Japan absorbed Chinese medical concepts, including bodywork techniques, and gradually developed its own approach. In the early 20th century, a practitioner named Tokujiro Namikoshi began reshaping traditional Japanese pressure techniques by incorporating Western medical terminology and removing references to energy channels. He founded the Clinic of Pressure Therapy in 1925 and began teaching what he called Shiatsu, meaning “finger pressure,” using a framework more familiar to Western-trained physicians. This strategic repositioning paid off: the Japanese government officially recognized Shiatsu as a distinct therapeutic practice in 1964.

The Birth of “Swedish” Massage

The style most Westerners simply call “massage” is Swedish massage, and its origin story is more complicated than commonly believed. Per Henrik Ling, a Swede who lived from 1776 to 1839, is often credited as its inventor, but Ling actually developed a system of therapeutic gymnastics, not massage. His work, known as the Swedish Movement System, divided exercises into four branches: pedagogical, medical, military, and aesthetic. It involved guided movements and stretches, not the smooth gliding strokes people associate with Swedish massage.

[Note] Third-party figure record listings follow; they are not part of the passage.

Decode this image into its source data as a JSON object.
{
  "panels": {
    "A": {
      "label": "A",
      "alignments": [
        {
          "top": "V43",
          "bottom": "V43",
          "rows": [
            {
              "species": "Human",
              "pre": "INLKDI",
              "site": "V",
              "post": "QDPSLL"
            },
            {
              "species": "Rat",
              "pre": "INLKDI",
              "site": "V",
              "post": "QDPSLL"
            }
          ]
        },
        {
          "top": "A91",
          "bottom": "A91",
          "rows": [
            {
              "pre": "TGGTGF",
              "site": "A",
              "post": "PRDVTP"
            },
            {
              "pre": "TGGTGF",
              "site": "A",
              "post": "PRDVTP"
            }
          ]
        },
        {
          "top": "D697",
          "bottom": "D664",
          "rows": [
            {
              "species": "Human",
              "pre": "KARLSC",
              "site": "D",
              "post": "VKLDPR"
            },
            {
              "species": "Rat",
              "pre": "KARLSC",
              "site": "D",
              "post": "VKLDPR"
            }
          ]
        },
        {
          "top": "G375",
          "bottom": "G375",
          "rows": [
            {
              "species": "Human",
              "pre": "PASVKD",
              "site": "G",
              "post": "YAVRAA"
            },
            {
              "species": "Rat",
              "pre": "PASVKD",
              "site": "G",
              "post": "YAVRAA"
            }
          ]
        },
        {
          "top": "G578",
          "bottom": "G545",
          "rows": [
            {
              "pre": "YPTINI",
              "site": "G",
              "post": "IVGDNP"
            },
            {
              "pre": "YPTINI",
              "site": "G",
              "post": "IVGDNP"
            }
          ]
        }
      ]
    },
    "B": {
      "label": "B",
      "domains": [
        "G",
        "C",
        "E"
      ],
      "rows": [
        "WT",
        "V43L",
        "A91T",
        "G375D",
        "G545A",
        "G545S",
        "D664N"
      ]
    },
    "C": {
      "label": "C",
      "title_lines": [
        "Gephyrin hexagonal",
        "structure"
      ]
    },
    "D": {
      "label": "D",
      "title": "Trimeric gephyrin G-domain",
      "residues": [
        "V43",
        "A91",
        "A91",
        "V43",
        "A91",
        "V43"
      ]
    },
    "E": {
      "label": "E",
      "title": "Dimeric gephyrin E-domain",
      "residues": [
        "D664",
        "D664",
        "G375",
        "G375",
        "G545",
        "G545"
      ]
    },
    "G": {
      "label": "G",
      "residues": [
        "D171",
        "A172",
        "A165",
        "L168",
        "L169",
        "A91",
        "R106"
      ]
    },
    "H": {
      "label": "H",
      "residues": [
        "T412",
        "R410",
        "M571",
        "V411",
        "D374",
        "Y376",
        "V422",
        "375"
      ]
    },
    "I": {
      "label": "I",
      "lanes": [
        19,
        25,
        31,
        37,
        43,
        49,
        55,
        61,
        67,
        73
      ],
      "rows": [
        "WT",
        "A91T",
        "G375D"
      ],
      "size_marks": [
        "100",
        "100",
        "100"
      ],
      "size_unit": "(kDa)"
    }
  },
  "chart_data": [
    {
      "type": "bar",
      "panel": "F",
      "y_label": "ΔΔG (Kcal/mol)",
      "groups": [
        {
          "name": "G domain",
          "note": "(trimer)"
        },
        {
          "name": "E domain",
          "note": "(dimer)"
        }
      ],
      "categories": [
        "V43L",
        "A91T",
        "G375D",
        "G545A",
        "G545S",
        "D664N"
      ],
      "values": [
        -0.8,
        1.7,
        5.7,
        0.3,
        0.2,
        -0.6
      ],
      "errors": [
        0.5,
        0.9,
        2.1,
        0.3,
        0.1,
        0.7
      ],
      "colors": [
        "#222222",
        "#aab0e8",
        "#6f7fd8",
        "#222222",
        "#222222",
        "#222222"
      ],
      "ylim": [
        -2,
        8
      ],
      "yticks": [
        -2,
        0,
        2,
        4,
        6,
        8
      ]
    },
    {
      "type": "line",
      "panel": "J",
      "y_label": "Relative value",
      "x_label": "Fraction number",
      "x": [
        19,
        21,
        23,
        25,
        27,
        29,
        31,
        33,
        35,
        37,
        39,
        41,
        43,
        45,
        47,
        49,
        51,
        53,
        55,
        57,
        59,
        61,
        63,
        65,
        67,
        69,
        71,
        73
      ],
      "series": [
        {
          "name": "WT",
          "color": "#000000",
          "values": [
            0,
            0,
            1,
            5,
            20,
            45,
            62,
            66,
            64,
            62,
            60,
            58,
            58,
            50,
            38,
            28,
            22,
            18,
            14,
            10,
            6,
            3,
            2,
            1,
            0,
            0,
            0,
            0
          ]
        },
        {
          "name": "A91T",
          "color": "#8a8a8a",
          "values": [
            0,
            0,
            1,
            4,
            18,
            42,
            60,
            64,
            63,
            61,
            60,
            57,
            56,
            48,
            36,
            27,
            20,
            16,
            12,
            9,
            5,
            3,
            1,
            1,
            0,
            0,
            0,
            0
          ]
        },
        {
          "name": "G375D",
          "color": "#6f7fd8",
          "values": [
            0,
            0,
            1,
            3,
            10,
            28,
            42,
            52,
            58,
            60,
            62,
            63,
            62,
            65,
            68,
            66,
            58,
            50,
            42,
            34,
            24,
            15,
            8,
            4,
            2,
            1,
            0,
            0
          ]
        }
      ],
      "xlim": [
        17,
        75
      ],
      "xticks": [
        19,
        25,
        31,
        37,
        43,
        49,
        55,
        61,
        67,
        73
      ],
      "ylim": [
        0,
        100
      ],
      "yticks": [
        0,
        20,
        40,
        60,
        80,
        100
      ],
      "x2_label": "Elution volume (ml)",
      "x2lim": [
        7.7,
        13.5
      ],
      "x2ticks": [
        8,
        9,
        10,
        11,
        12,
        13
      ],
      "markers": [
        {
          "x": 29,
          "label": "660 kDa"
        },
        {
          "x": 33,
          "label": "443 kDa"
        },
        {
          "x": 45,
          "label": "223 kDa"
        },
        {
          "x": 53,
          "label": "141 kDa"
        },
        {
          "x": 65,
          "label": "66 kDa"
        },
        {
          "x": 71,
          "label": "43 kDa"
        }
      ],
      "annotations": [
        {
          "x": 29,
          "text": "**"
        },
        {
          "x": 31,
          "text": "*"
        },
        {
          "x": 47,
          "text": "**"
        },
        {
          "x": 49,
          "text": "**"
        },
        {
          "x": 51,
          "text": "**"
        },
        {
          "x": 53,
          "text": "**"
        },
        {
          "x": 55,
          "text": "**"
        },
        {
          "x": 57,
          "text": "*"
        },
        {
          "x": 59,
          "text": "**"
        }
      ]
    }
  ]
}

The person who actually systematized those strokes was Johann Georg Mezger, a Dutch doctor who lived from 1838 to 1909. After studying with Mezger, two Swedish physicians named Berghmann and Helleday gave the four core massage movements their now-standard French names: effleurage (long gliding strokes), petrissage (kneading), friction (deep circular pressure), and tapotement (rhythmic tapping). These terms stuck, and because Ling’s gymnastics system had already made “Swedish” synonymous with therapeutic bodywork, the entire package became known as Swedish massage.

Professionalization in the Modern Era

By the late 1800s, massage in Europe occupied an awkward position. It was widely practiced but poorly regulated, and in 1894, the British Medical Journal published a series of exposés on massage parlors that were fronts for prostitution. The scandal prompted a group of practitioners to form the Society of Trained Masseuses that same year, establishing defined curricula, formal examinations, and oversight of members. This organization, led in part by a pioneering nurse named Rosalind Paget, eventually evolved into what is now the Chartered Society of Physiotherapy, one of the oldest professional health organizations in the world.

This pattern repeated in other countries over the following decades. Licensing requirements, standardized training programs, and professional associations gradually separated therapeutic massage from its unregulated past. Today, massage therapy encompasses dozens of distinct styles rooted in traditions spanning thousands of years, from Ayurvedic oil work to Japanese Shiatsu to the Swedish techniques codified in 19th-century Europe. Each carries the fingerprints of the culture that shaped it.